As it’s the start of a new school year, you might feel the pressure to sign up for everything – I’m looking at you, freshmen – but you should abstain from enlisting in things gratuitously. Take some time to learn about the different clubs and groups on campus. Sign up for those most important or interesting to you. Predicate your decisions on maximizing happiness and minimizing regrets. Say NO to FOMO.
This year, NU introduced a new recruitment freeze for all student groups, which will end after the first week of classes. This is a smart move by the University. It will allow new students time to settle into campus and experience a week of academics before they commit to extracurriculars. The Registered Student Organizations Activities Fair takes place on Sept. 27, heralding the end of the recruitment freeze, and it can be an overwhelming event for first timers who don’t know what’s offered or what they’re interested in.

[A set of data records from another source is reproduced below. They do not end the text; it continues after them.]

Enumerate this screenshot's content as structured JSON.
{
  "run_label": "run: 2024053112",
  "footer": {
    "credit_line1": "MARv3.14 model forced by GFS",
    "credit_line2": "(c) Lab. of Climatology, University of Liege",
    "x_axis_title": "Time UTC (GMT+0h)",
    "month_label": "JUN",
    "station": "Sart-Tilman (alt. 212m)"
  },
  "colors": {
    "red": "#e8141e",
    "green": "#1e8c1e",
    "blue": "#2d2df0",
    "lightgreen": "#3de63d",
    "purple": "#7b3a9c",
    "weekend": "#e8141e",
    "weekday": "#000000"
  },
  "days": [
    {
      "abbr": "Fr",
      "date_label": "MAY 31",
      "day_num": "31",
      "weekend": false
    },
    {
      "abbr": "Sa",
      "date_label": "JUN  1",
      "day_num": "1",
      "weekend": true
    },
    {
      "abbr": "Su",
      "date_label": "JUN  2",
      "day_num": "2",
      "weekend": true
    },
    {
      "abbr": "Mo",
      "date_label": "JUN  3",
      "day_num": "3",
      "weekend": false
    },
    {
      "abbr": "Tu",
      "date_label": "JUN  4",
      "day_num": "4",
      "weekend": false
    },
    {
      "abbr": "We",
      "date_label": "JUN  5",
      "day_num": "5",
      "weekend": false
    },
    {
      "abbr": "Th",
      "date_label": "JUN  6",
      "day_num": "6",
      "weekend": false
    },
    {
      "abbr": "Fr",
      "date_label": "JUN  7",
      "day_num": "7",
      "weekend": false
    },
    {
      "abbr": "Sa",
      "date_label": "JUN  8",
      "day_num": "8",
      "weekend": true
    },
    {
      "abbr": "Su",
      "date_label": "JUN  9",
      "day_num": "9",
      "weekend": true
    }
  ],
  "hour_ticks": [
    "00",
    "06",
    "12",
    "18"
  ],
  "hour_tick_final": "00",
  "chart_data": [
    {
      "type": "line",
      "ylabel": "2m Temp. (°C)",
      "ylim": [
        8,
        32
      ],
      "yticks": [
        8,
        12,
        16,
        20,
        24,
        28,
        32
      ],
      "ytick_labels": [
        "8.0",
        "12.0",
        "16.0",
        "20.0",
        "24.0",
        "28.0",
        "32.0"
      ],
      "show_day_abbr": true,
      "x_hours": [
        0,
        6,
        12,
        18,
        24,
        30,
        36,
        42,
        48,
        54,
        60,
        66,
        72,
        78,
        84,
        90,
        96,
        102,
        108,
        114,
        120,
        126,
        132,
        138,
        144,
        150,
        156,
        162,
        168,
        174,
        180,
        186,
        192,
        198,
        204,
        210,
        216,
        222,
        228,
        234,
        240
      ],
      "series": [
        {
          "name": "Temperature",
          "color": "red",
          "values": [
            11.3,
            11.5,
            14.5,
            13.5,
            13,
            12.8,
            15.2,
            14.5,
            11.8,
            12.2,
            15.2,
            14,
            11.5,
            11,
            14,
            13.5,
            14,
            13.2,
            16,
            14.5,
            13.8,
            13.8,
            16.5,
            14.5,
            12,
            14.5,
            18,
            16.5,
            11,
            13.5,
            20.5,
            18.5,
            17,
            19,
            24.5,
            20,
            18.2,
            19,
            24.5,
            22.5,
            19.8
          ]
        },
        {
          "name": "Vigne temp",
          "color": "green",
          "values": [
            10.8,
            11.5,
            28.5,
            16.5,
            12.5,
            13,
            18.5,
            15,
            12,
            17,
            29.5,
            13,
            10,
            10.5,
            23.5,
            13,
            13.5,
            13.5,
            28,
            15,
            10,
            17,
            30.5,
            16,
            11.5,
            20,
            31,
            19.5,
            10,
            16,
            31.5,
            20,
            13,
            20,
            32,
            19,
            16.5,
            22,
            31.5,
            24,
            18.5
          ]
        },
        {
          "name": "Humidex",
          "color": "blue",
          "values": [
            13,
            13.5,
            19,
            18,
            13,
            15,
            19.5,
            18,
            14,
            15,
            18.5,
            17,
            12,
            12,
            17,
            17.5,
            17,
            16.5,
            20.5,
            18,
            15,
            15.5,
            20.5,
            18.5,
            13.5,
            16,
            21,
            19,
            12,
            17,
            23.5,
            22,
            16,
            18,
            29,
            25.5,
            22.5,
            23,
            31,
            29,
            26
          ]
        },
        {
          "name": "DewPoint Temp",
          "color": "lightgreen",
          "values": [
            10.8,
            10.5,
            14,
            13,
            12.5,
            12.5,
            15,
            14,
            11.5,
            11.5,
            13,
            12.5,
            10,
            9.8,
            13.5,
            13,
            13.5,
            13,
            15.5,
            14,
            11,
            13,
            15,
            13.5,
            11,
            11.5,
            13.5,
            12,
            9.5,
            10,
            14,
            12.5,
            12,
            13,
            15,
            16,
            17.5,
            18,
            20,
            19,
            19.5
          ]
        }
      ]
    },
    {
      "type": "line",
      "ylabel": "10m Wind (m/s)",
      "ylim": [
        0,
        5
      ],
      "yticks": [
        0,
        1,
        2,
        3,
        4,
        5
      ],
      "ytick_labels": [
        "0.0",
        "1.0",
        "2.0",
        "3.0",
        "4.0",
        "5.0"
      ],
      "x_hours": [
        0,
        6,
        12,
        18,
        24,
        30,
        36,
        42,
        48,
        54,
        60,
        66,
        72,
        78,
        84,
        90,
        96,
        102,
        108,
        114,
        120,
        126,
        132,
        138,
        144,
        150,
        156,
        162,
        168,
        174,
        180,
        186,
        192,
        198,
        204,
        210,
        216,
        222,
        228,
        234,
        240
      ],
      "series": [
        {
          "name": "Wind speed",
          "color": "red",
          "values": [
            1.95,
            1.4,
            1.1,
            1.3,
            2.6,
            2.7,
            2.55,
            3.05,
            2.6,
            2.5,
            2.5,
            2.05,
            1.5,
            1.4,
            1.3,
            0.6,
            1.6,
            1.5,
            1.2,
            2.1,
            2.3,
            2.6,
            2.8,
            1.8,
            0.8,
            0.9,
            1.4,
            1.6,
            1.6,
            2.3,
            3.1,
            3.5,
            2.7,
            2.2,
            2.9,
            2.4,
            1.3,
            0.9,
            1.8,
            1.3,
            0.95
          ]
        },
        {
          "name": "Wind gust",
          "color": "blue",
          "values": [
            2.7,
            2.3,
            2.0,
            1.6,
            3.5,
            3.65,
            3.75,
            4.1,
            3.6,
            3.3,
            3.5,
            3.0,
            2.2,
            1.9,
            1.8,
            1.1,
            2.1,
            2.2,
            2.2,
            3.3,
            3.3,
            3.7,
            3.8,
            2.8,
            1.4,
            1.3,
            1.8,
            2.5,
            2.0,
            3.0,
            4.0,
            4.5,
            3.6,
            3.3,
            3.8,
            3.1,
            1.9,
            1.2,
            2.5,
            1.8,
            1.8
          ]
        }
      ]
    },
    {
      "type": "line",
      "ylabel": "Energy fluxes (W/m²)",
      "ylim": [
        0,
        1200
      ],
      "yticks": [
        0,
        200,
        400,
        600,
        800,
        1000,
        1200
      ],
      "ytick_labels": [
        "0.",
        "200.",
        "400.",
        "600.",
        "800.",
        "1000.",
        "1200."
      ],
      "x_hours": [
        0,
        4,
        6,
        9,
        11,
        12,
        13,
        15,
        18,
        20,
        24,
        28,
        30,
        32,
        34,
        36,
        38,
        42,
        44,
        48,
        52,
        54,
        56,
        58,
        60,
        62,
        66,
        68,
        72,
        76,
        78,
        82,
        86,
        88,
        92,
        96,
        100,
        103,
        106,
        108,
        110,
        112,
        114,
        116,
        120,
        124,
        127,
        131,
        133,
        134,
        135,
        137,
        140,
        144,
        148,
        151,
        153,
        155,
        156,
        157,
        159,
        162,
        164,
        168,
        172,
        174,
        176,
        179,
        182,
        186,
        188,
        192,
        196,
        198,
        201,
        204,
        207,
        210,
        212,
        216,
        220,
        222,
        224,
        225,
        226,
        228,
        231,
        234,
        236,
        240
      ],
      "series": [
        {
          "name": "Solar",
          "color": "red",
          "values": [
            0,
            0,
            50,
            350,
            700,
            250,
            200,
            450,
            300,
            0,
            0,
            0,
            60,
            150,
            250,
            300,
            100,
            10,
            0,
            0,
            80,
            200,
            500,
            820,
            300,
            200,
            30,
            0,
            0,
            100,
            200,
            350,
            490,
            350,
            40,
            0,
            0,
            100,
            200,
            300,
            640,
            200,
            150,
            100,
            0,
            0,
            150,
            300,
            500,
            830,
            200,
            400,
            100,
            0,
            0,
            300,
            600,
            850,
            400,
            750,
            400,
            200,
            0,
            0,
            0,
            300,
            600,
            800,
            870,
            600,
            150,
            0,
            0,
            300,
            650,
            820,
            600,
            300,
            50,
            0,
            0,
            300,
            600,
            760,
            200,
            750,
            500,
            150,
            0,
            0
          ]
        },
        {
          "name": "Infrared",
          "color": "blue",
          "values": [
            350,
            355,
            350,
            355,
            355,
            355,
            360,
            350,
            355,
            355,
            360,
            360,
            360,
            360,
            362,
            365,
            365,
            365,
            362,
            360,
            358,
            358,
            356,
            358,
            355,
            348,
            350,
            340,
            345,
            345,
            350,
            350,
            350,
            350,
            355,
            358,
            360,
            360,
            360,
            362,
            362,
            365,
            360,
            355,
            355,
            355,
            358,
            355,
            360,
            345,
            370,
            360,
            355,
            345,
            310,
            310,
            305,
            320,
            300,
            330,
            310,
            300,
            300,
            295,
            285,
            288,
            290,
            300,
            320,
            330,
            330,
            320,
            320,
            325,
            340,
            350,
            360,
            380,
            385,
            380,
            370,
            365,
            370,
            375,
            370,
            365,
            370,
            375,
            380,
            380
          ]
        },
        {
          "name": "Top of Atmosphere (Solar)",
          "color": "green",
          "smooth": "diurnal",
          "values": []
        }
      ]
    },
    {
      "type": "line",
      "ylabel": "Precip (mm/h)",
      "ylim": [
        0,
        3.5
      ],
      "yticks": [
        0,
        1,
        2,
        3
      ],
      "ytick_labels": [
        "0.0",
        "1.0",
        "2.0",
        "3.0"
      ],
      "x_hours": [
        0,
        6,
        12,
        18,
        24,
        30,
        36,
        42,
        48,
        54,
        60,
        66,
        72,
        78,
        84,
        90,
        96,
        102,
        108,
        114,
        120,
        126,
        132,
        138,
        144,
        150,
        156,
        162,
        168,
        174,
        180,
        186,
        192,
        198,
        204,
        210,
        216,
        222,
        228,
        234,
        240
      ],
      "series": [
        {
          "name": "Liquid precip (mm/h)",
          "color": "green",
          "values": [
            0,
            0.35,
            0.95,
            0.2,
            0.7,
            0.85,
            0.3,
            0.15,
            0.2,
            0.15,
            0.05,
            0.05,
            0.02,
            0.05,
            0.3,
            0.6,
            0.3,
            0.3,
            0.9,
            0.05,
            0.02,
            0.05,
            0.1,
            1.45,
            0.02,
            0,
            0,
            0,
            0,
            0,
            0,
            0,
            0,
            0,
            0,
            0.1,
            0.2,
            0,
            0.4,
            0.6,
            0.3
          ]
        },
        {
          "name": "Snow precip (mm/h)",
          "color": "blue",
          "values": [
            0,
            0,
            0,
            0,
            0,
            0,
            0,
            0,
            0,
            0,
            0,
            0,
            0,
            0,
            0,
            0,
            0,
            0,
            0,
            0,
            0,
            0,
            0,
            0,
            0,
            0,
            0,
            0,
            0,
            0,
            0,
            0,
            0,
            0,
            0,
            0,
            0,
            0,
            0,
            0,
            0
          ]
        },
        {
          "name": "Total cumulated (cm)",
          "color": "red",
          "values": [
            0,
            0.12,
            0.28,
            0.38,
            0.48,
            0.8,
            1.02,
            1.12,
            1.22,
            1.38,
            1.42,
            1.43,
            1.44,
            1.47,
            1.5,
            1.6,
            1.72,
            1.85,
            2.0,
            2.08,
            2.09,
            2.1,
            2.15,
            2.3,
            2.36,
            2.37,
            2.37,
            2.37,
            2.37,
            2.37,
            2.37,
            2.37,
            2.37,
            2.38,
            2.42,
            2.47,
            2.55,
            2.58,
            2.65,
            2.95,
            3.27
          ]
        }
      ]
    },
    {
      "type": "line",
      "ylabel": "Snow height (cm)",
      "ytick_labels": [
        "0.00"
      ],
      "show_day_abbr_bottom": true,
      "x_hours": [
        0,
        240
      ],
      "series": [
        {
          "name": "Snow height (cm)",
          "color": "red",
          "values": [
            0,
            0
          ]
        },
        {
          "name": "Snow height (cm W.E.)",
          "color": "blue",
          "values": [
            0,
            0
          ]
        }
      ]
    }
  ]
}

As eager-beaver overachievers, we all know it never hurts to do a little extra homework. If you find you can’t sleep because you’re too excited to join all the things, do some background research before the fair on all the opportunities NU has to offer. A particularly handy resource is Wildcat Connection, the student organization directory. You can read all about dozens of a cappella groups, community service projects, club sports and theater groups. The more information you have, the more informed your decisions will be (and the less likely you’ll be to suffer from FOMO).
This column was updated Sept. 21 at 9:58 p.m.